Whistle blower lifts lid on controversial school

Reporter: Karen Doherty
Date published: 31 May 2017


A WHISTLE-BLOWER is urging parents to get their children out of a controversial Oldham school.

The member of staff has catalogued a list of damning accusations against Collective Spirit Free School - including pupils throwing urine over a girl, a craze of students slashing their arms with scalpels and pupils bullying teachers

The insider claims the majority of lessons at the Chadderton secondary school are taken by supply teachers - who can't cope with the poor behaviour - with some quitting part-way through lessons. Another teacher had a heart-attack at school after being bullied by pupils, it is also alleged.

Calling the school a "disgrace", the insider fears that pupils won't pass their GCSEs and said: "If I could send a message to parents it would be 'get your kids out of that school'. Do something now!"

The claims are the latest blow to Collective Spirit which opened in Butterworth Lane in 2013 after the council was forced to hand over part of the former South Chadderton School site for the project.

Its first students will sit their GCSEs in 2018 but a deeply critical Ofsted inspection last year - described by then Oldham West and Royton MP Jim McMahon as the worst he had seen - found that it was failing to give pupils an acceptable standard of education. It was rated as the bottom grade of inadequate and placed in special measures.

And in March, the Oldham Chronicle revealed that scores of concerned parents had transferred their children to other schools or were waiting on places to become available.

But the member of staff, who wishes to remain anonymous, says standards at the school are even worse than described by Mr McMahon and others.
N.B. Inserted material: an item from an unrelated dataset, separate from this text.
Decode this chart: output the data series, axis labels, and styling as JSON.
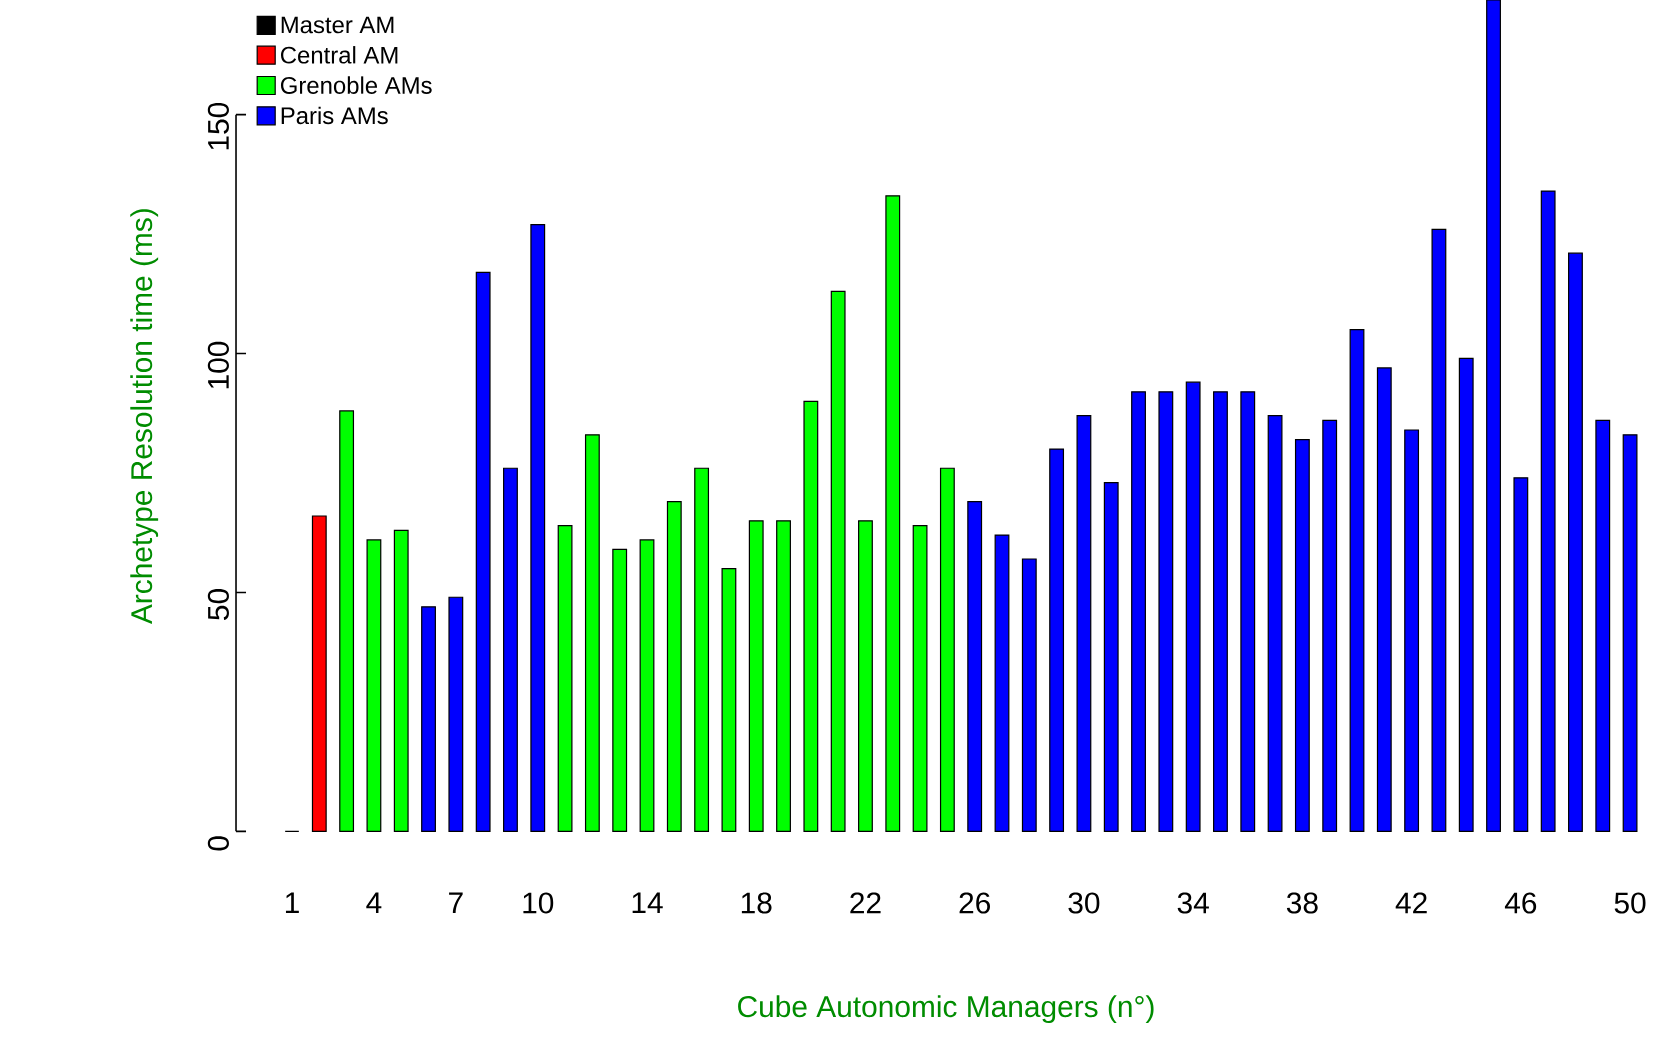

And they accused the school of "fobbing off" parents' concerns with promises that never happen.

Other allegations include

* 21 members of staff leaving in the space of 12 weeks

* a teacher quitting after being bullied by pupils

* poor facilities including no heating in the sports hall which also has a leaking roof

* pupils locked in a fenced area in the playground during a fire drill when staff couldn't find the keys. The keys to get back into the school after the drill were also misplaced.

* angry parents cornering the head teacher during parents evening iwhen teachers weren't available to speak to them.

* a member of a new senior leadership team, brought in to turn-around the school after the Ofsted report, resigning in protest

* staff not being paid on time

The whistle-blower believes that the school, set up by Collective Spirit Trust, should be closed rather than taken over by a new organisation as has been mooted.

They added: "The parents complaining about the school are right. Their children aren't making progress - they can't be making progress because they are being taught by supply teachers.

"A typical child can go through the day not seeing a permanent teacher. Supply teachers have no allegiance to the school, they don't know the children's names and they are possibly only there until the end of the day. Many of them don't even make it through the day because the behaviour is so bad, they can't cope.

"There is absolutely no way the children will pass their GCSEs, how can they? There might be a few kids that pass a few GCSEs: that's because they are clever but they will never reach their full potential."

"What can a new trust they do at this point? They have got a school full of children that have missed out on one, two, three years of education. How can you save children that haven't received any education for three years? How can a new trust get them up to speed?"